Через слуховое оконце, как с наблюдательного пункта, он показал мне две дороги на деревни, где иногда, по его словам, бывают «красные». Брутово, скрытое далью и лесом, лежало справа, и идти к нему нужно было через мост. Это опасно. Деревня Рассвет хорошо виднелась крышами впереди. К ней по открытому полю напрямую вела проселочная дорога, а по дуге слева ее охватывал лес.
Я попрощался с добрым стариком и, не выпуская из виду Рассвет, сразу нырнул с дороги в лесную чащу. Тучи сошли, проглянуло и пригрело солнце. Мои обретенные шкарбуны гулко чавкали, но на ногах держались крепко.
Вдруг на проселке обозначилась пара упряжек. Я застыл за лесными ветвями, всматриваясь в неторопливое приближение странного кортежа. На дрогах восседало около дюжины вооруженных людей. Всмотрелся – черт возьми! – немцы и еще какие-то люди. Полицаи?! Мне показалось, будто все они смотрят в мою сторону и сквозь густоту кустов и деревьев видят меня как на ладони. Но дроги потряслись дальше и у дедовой Чернушки повернули налево, видимо, в сторону Брутова. Я почувствовал, как по телу прошли мурашки...

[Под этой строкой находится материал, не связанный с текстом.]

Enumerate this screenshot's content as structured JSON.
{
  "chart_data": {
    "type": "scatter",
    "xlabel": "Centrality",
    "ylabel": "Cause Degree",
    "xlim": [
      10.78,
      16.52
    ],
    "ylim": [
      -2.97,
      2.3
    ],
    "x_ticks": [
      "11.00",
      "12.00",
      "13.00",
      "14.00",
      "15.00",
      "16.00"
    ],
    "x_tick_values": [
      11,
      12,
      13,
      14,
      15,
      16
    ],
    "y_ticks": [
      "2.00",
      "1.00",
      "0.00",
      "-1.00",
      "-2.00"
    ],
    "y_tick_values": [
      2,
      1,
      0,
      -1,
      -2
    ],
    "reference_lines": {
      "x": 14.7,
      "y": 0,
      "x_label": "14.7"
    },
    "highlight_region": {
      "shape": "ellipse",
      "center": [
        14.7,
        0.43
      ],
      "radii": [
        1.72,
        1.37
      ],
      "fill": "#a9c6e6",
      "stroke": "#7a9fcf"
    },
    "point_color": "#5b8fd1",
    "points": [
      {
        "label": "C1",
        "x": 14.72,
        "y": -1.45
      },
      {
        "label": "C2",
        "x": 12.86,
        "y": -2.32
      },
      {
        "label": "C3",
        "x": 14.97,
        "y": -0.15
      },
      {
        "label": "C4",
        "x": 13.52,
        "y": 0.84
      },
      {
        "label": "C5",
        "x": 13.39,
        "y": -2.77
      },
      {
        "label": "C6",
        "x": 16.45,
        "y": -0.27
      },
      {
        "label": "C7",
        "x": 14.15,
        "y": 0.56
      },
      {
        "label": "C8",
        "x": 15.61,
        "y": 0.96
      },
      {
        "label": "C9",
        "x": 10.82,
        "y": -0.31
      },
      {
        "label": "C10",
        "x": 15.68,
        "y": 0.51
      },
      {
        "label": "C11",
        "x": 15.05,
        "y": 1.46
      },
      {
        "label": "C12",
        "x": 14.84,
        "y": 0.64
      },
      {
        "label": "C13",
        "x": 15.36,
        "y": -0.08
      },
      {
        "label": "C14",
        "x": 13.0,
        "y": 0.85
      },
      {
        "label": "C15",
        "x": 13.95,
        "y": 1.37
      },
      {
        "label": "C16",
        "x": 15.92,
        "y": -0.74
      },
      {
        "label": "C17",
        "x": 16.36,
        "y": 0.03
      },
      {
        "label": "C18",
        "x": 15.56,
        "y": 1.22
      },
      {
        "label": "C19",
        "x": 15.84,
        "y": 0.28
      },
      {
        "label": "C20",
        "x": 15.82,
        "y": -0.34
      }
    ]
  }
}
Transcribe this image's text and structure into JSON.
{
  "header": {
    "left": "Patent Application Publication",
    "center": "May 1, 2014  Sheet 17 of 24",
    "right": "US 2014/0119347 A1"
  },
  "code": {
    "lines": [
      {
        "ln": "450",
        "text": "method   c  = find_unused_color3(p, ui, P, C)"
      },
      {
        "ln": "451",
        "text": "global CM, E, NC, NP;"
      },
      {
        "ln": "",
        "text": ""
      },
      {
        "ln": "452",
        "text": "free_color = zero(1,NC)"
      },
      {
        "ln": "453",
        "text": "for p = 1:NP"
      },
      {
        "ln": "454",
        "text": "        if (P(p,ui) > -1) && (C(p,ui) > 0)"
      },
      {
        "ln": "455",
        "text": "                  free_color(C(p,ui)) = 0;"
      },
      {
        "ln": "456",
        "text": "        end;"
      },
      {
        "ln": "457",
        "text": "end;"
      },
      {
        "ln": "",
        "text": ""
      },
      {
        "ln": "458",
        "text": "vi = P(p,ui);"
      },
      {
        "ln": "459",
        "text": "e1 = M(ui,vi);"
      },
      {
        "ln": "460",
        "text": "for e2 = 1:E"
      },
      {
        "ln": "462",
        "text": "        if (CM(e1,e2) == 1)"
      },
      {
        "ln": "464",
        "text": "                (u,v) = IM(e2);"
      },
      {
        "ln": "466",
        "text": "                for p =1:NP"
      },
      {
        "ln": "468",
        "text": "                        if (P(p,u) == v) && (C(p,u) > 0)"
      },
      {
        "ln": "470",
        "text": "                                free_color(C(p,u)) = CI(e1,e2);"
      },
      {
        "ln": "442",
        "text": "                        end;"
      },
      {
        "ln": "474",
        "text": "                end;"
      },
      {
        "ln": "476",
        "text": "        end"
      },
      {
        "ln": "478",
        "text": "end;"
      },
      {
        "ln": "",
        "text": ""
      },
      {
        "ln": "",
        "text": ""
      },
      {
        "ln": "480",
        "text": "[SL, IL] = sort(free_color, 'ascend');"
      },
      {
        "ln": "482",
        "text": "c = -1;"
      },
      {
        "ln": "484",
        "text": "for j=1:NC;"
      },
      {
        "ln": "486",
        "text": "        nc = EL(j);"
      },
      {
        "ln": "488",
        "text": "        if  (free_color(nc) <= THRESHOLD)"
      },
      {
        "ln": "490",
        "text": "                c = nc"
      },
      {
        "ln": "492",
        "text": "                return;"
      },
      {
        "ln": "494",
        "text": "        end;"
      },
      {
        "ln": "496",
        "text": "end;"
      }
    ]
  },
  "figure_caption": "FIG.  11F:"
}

Уже за полдень приблизился к Рассвету – крупной, не в пример Чернушке, таинственной деревне, где бывали «красные», но откуда только что выкатили фашисты.
Не выходя из леса, я долго следил за деревней, раздумывая, как бы к ней подступиться незамеченным. Может, дождаться ночи?... Люди в деревне были – кто-то прошел по улице, кое-где работали во дворах. Наконец, присмотревшись к ближайшему домику, я направился по узкой тропинке, засеянной с обеих сторон хорошо поднявшейся кукурузой, прямо к нему.